DAVIE—The phases of Kiko Alonso’s career have been marked as much by the uniform he’s wearing as his ever-changing hairstyles.
When he arrived with the Dolphins last year, he ditched the rugged curls he donned in Buffalo and the flowing locks from his Philadelphia days in favor of something that might be described as a pseudo-pompadour with the sides shaved off. In Miami’s offseason workouts this month, fresh off signing a major contract extension, he turned up with a more close-cropped, businesslike haircut.
“I don’t know what I’m doing with it now,” he said Wednesday. “Right now I’m kinda in the awkward phase. Just trying to figure out my way.”
That qualifies as a big concern for Alonso these days. Everything else seems to be settling nicely into place for him.
He’s no longer an NFL vagabond wondering where he’ll fit next. In one season with Miami, he transformed into what the organization thinks is a pillar of its future. After playing out the upcoming season for the restricted free agent tender of $2.9 million, he stands to make $26.1 million over the following three years.
If Alonso is what the Dolphins believe him to be, they’re likely going to get his best years. He’s 26 and coming off a season in which he led the team with 114 tackles despite playing through injuries. He also had four passes defensed, four fumble recoveries and a game-clinching pick six against San Diego.
It’s hard to pinpoint why this situation has worked out so much better for him than Buffalo or Philadelphia, but any baggage Alonso had seems to have been left in the past. Miami had no hesitation about making a big commitment to him this offseason.
“Since the day he really got here, he’s done everything right,” coach Adam Gase said. “We like the way he plays.

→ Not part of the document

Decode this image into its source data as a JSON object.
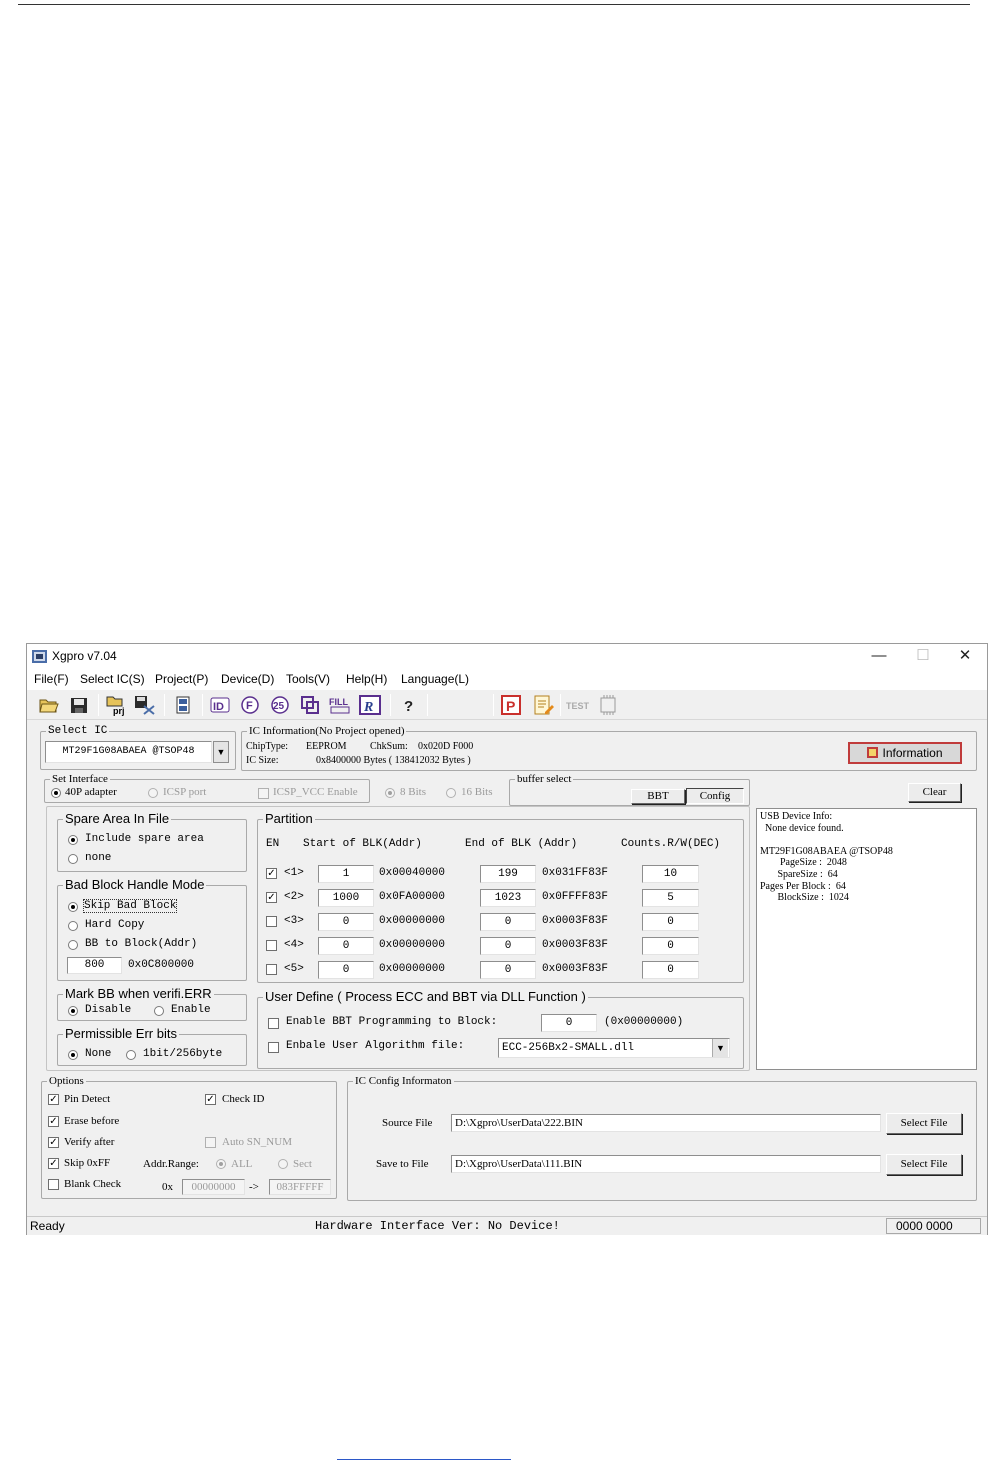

We feel like the attitude he brings and that aggressive style, that’s what we want all our guys to do.”
There’s a different feel in Davie than there was this time last year, and Alonso is a big part of it. Last spring, months after Gase was hired, everything was new. The scheme changed on both sides of the ball, and there were just 27 holdovers from the previous season. Alonso came in, along with Byron Maxwell, via a trade with the Eagles in March.
Now it’s all about continuity, even after some modest remodeling on defense. The Dolphins kept their defensive line intact and held on to 8 of 11 starters overall. Their transition from Vance Joseph to Matt Burke at defensive coordinator will bring minimal changes to scheme or terminology, creating an opportunity for returning players like Alonso to lead the newcomers.
“I’m in a position where I can help other guys, guys that just got here,” he said.
That’s particularly helpful at linebacker, where the Dolphins signed 11th-year veteran Lawrence Timmons and drafted Raekwon McMillan in the second round. Both of them should benefit from Alonso’s experience, which is vital at a time when the team is training all of them to play inside and outside.
Miami hasn’t specified where it intends to use those three, all of whom have a background as an inside linebacker. Alonso said this spring he’s amenable to moving outside, and Gase anticipates multiple roles for all three of them. The Dolphins also have Neville Hewitt, who impressed as a backup last year, and veteran Koa Misi vying for playing time.
“Right now we’re just all doing everything,” Alonso said. “They’re not making any decisions yet… but at the end of the day it’s running around and hitting people.”